Solar farm projects are ramping up in Nova Scotia and New Brunswick, including three in small towns aiming to become the first net-zero communities in Canada powered completely by renewable energy.
Together the solar farms in Berwick, Mahone Bay and Antigonish will produce about 10 gigawatt hours of clean energy – enough energy to power 1,000 homes per year.
Construction on those three is set to begin this fall, with the total cost expected to be $22.5 million. The federal and provincial governments are joining the municipalities to cover the cost.
“We are thrilled to have all three levels of government investing together in the community solar gardens. This project highlights the unique leadership role that municipalities can play in the clean energy transition,” said Sean Fleming of the Alternative Resource Energy Authority, which will lead the projects.
The authority – formed by Antigonish, Berwick and Mahone Bay to reduce their energy costs and environmental impact – owns and operates the 10-turbine, 23.5 megawatt Ellershouse Wind Farm in Windsor-West Hants.
According to a provincial government press release, the three communities “aim to be the first net-zero emissions communities in Canada powered by 100 per cent renewable energy.”
Meanwhile, Nova Scotia Power has announced it is joining with Natural Forces Solar to develop its first community solar garden in Amherst, producing enough electricity to power about 240 homes. Already under construction, it is expected to be fully operational this fall.

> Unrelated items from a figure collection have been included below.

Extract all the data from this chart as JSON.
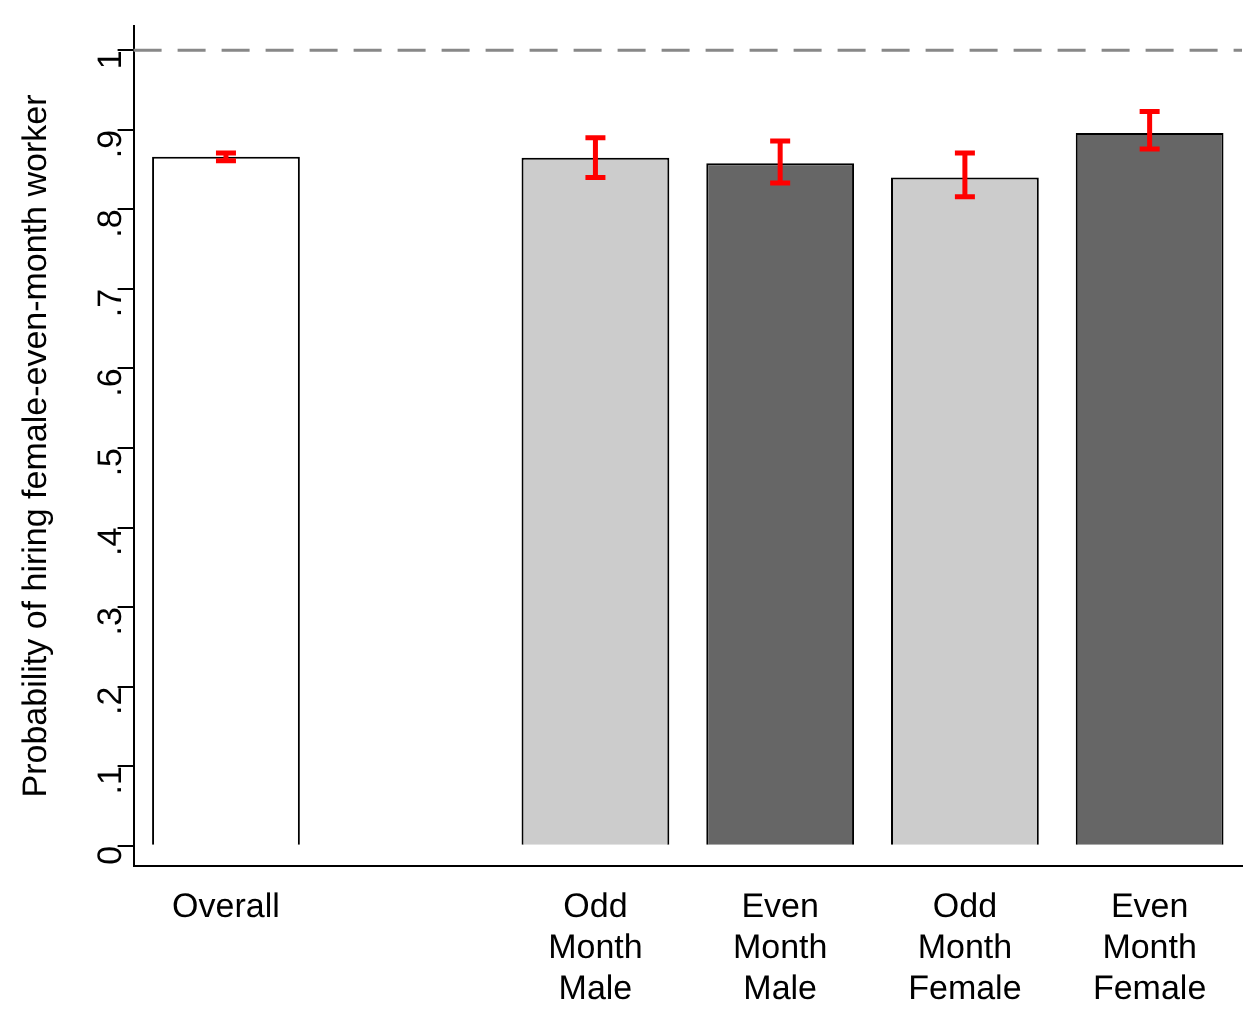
{
  "chart_data": {
    "type": "bar",
    "ylabel": "Probability of hiring female-even-month worker",
    "categories": [
      "Overall",
      null,
      "Odd Month Male",
      "Even Month Male",
      "Odd Month Female",
      "Even Month Female"
    ],
    "values": [
      0.866,
      null,
      0.865,
      0.858,
      0.84,
      0.896
    ],
    "colors": [
      "#ffffff",
      null,
      "#cccccc",
      "#666666",
      "#cccccc",
      "#666666"
    ],
    "errors": [
      [
        0.861,
        0.871
      ],
      null,
      [
        0.84,
        0.89
      ],
      [
        0.833,
        0.886
      ],
      [
        0.816,
        0.871
      ],
      [
        0.876,
        0.923
      ]
    ],
    "ylim": [
      -0.025,
      1.03
    ],
    "yticks": [
      {
        "value": 0,
        "label": "0"
      },
      {
        "value": 0.1,
        "label": ".1"
      },
      {
        "value": 0.2,
        "label": ".2"
      },
      {
        "value": 0.3,
        "label": ".3"
      },
      {
        "value": 0.4,
        "label": ".4"
      },
      {
        "value": 0.5,
        "label": ".5"
      },
      {
        "value": 0.6,
        "label": ".6"
      },
      {
        "value": 0.7,
        "label": ".7"
      },
      {
        "value": 0.8,
        "label": ".8"
      },
      {
        "value": 0.9,
        "label": ".9"
      },
      {
        "value": 1,
        "label": "1"
      }
    ],
    "ref_lines": [
      {
        "axis": "y",
        "value": 1,
        "color": "#888888",
        "line_style": "dashed"
      }
    ],
    "grid": false,
    "legend": false
  }
}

“Our customers have been telling us they want a cleaner energy future and they want us to do our part to reduce greenhouse gas emissions. As well, the province has told us they want us to be 80 per cent renewable by 2030,” said Shawn Connell, director of customer solutions for Nova Scotia Power. “This project is an example of us taking that step forward and offering customers a different renewable energy project.”

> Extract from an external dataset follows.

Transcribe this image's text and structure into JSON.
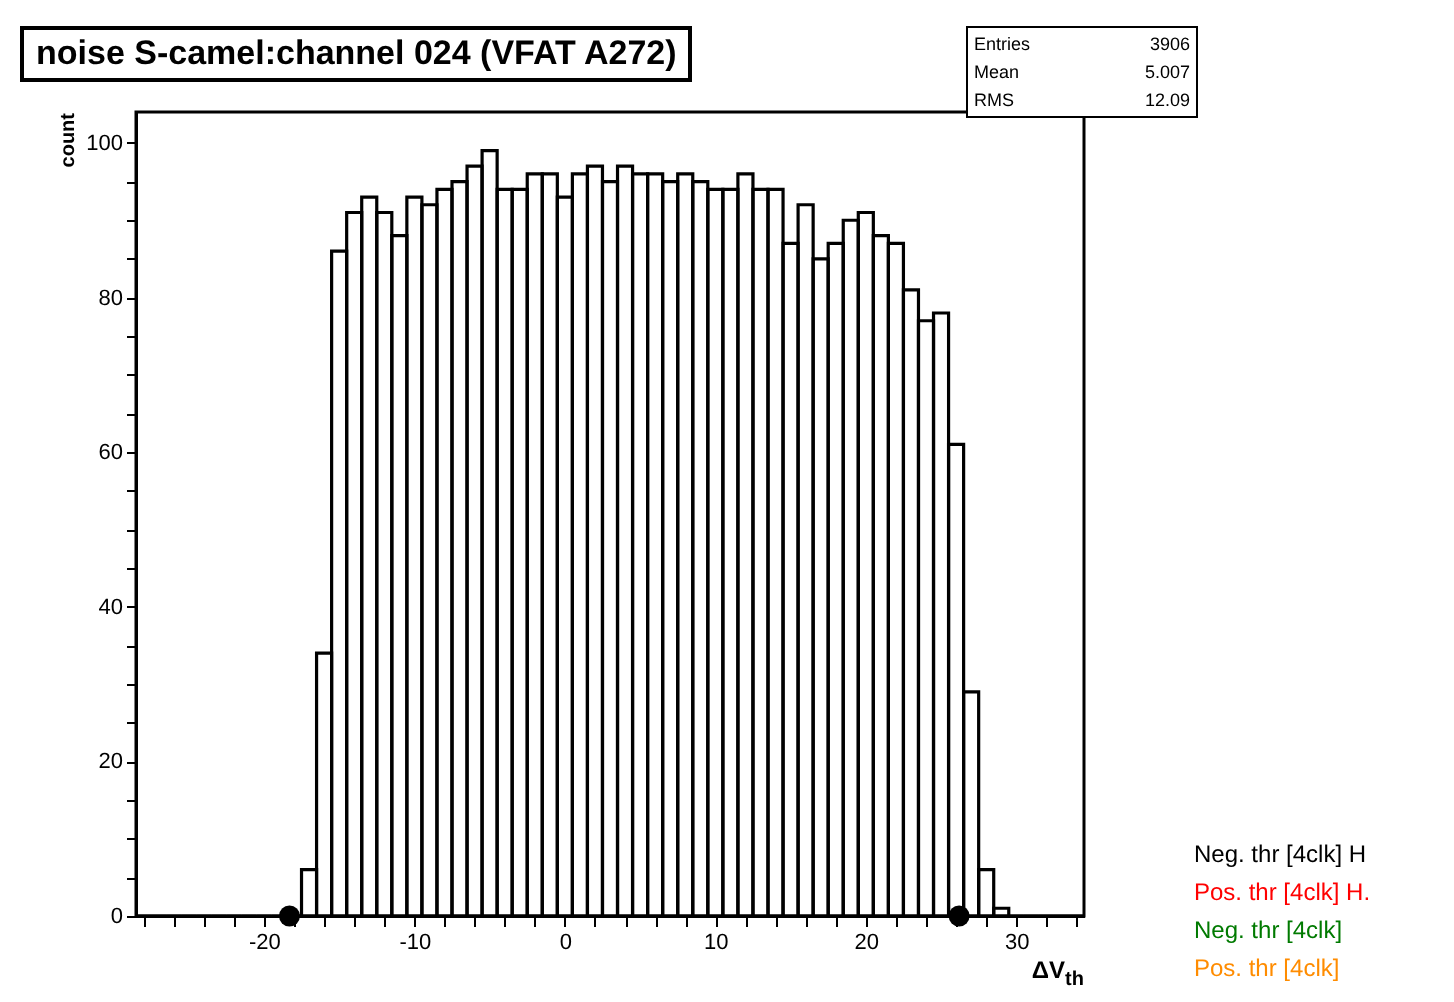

As well, NB Power has engaged The Smart Energy Company, a Saint John-area firm, to help it develop the first utility-scale solar farm in Atlantic Canada, with more than 4,000 panels.
“We’re proud to have found a unique New Brunswick company to build the first community solar farm in the province,” said Keith Cronkhite, NB Power’s president and CEO. “Adding renewable energy to our grid is vital to lowering our greenhouse gas emissions as a province and finding the right partner at an affordable price…is an amazing outcome.”
Once installed, the facility in Shediac, N.B. will go through a period of testing and is expected to connect to the NB Power distribution grid in the town early in 2022. It will be the third, and largest, solar installation in Shediac this year as part of Smart Grid Atlantic.